Construct String from Binary Tree - मिनी टीवी

You need to construct a string consists of parenthesis and integers from a binary tree with the preorder traversing way.

The null node needs to be represented by an empty parenthesis pair "()". And you need to omit all the empty parenthesis pairs that don't affect the one-to-one mapping relationship between the string and the original binary tree.

 

Example 1:

Input: Binary tree: [1,2,3,4]

       1

     /   \

    2     3

   /    

  4     



Output: "1(2(4))(3)"

Explanation: Originally it needs to be "1(2(4)())(3()())", 

but you need to omit all the unnecessary empty parenthesis pairs. 

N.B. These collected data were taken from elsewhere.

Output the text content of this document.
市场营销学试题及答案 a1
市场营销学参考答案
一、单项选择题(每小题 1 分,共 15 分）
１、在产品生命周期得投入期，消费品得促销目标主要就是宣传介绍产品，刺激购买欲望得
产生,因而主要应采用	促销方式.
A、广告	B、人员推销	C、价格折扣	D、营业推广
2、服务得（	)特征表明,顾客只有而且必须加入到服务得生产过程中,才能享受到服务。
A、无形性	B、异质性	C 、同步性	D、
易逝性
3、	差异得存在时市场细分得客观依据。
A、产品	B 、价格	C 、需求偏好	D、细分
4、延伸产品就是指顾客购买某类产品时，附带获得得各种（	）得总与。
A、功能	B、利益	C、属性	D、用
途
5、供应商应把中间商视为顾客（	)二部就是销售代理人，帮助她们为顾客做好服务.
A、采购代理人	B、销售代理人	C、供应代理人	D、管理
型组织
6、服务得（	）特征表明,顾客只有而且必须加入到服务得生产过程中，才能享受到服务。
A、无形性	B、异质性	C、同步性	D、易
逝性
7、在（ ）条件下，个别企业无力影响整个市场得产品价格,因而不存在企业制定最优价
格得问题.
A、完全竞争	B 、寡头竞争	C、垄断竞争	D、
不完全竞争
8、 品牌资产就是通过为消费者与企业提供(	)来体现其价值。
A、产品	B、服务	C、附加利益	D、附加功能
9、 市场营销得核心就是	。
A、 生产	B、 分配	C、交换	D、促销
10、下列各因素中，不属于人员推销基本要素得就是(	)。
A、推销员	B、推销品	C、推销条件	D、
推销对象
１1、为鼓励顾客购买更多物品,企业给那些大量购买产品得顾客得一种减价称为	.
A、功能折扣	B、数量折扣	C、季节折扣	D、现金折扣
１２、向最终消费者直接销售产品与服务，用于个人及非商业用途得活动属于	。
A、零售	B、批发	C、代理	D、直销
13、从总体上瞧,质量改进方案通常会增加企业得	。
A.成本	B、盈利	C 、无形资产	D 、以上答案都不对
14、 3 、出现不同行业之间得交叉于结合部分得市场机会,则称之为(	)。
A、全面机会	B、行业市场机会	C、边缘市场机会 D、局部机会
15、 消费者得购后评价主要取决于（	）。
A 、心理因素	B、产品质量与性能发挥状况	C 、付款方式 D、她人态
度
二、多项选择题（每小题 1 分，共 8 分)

And it will be "1(2(4))(3)".

 

Example 2:

Input: Binary tree: [1,2,3,null,4]

       1

     /   \

    2     3

     \  

      4 



Output: "1(2()(4))(3)"

Explanation: Almost the same as the first example, 

except we can't omit the first parenthesis pair to break the one-to-one mapping relationship between the input and the output.

 

Solution:

using System;
using System.Collections.Generic;
using System.Text;

namespace LeetCode.AskGif.Easy.String
{  
     public class TreeNode {
         public int val;
         public TreeNode left;
         public TreeNode right;
         public TreeNode(int val=0, TreeNode left=null, TreeNode right=null) {
             this.val = val;
             this.left = left;
             this.right = right;
         }
     }
 
    public class Tree2strSoln
    {
        public string Tree2str(TreeNode t)
        {
            if (t == null) return "";
            var str = new StringBuilder();
            str.Append(t.val);
            if (t.left != null)
            {
                str.Append("(");
                str.Append(Tree2str(t.left));
                str.Append(")");
            }
            if(t.right != null)
            {
                if(t.left == null)
                {
                    str.Append("()");                    
                }

                str.Append("(");
                str.Append(Tree2str(t.right));
                str.Append(")");
            }
            return str.ToString();
        }
    }
}

 

Time Complexity: O(n)

Space Complexity: O(n)